Researchers at the Jean-Pierre Ebel Institute of Structural Biology (IBS, a CEA-CNRS-Joseph Fourier University of Grenoble joint-run institute) and the ESRF (European Synchrotron Radiation Facility, Grenoble) have joined forces with UK and German teams to successfully engineer a new fluorescent protein derived from GFP (green fluorescent protein). This protein, named Iris-FP, should make it possible to track the spatiotemporal dynamics of proteins using ultra-high-resolution optical microscopy. These findings open up exciting prospects in nanoscopy[1] and biophotonics[2] . The results have just been published in online by the journal Proceedings of the National Academy of Sciences (PNAS).
Over the last couple of years, nanoscopy has emerged into a rapidly-expanding technology in microscopy that allows imaging at spatial resolutions at down to just a few dozen nanometres, thus going far beyond the capabilities of traditional microscopy techniques.
One set of nanoscopy technologies is based on exploiting new fluorescent proteins derived from the natural GFP protein, whose fluorescence can be controllably modulated. The potential rewards of improving on this principle have prompted many structural biology research teams to attempt to engineer new-generation fluorescent proteins. Some of these proteins possess the property of being photoswitchable, i.e. they can be switched 'on' or switched 'off' on demand. Others are capable of photoconversion, which means they can be made to change colour controllably by exciting them with laser light.
The PNAS study reports that the research team developed a new protein, named Iris-FP, that combines both these properties. They employed the X-ray facilities at the ESRF to determine the Iris-FP's atomic structure and characterize each of its light-emitting states.
Iris-FP is a highly versatile highlighter that promises to take the capabilities of microscopy even further. By genetically fusing Iris-FP to a protein of interest, scientists will be able to dynamically track the protein's movements within the cell at unprecedented spatial and temporal resolution.
Besides microscopy, the development of new fluorescent probes raises exciting prospects for nanotechnology. Potentially-pioneering future applications would include the engineering of high-density mass storage media that exploit colour changes in the crystals of these proteins.

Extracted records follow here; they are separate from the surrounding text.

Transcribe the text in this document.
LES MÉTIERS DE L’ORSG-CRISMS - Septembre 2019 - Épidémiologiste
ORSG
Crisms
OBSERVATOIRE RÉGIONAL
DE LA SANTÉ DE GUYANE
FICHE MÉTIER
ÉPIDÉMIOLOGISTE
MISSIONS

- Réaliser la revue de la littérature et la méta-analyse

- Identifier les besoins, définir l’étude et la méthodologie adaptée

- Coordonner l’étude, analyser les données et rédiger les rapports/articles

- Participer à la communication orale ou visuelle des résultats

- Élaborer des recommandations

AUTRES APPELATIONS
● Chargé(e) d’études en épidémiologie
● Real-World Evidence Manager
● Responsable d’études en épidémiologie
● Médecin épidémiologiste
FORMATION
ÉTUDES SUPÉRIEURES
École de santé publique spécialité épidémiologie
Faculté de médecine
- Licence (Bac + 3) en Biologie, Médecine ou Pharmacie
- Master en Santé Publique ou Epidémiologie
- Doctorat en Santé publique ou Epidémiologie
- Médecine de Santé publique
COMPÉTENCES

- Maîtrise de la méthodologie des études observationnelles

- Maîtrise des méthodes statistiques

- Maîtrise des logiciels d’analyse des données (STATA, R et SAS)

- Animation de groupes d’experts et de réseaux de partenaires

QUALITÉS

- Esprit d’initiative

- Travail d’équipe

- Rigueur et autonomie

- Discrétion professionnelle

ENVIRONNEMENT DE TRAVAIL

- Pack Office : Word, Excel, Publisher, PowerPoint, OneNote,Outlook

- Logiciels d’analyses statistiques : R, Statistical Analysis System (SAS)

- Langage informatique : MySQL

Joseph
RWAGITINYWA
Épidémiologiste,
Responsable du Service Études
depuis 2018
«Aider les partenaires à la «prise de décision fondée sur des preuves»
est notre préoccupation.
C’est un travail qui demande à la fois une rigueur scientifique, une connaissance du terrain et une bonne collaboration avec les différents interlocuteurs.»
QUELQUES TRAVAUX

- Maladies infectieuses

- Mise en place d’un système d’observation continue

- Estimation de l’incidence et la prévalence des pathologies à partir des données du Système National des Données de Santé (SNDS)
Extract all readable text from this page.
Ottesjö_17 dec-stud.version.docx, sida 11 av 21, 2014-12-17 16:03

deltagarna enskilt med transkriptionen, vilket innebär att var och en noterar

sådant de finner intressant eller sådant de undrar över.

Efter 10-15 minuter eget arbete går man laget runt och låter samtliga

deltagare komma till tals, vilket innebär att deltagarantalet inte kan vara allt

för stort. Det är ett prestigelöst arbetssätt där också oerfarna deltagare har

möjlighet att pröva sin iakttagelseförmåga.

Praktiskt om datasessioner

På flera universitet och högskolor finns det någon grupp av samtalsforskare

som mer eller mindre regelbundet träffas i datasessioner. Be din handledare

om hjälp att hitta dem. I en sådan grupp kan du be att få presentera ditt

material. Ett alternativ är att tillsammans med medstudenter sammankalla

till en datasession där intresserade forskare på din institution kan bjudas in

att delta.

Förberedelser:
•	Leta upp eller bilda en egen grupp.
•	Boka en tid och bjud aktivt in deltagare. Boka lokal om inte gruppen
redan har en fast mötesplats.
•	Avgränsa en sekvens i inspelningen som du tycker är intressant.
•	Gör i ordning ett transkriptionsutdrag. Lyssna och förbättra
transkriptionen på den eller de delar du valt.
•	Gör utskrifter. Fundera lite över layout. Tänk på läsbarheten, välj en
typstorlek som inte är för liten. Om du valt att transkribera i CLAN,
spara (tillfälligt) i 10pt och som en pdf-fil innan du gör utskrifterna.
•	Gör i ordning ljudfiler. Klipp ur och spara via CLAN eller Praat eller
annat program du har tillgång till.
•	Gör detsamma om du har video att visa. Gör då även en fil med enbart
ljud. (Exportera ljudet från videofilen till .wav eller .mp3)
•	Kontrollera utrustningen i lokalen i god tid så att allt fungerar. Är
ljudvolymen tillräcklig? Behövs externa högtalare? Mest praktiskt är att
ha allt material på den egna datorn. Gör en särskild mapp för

This would pave the way to storing high volumes of data in a nanometric-sized structure.
[1]Nanoscopy: optical microscopy techniques that make it possible to observe nanoparticles or nano-objects
[2]Biophotonics: the science and technology of using visible, ultra-violet, infrared and even X-ray light emissions to analyze or modulate biological structures
Virgile Adam, Mickaël Lelimousin, Susan Boehme, Guillaume Desfonds, Karin Nienhaus, Martin J. Field, Joerg Wiedenmann, Sean McSweeney, G. Ulrich Nienhaus, and Dominique Bourgeois. Structural characterization of IrisFP, an optical highlighter undergoing multiple photo-induced transformations.Proceedings of the National Academy of Sciences online the 14th of november 2008.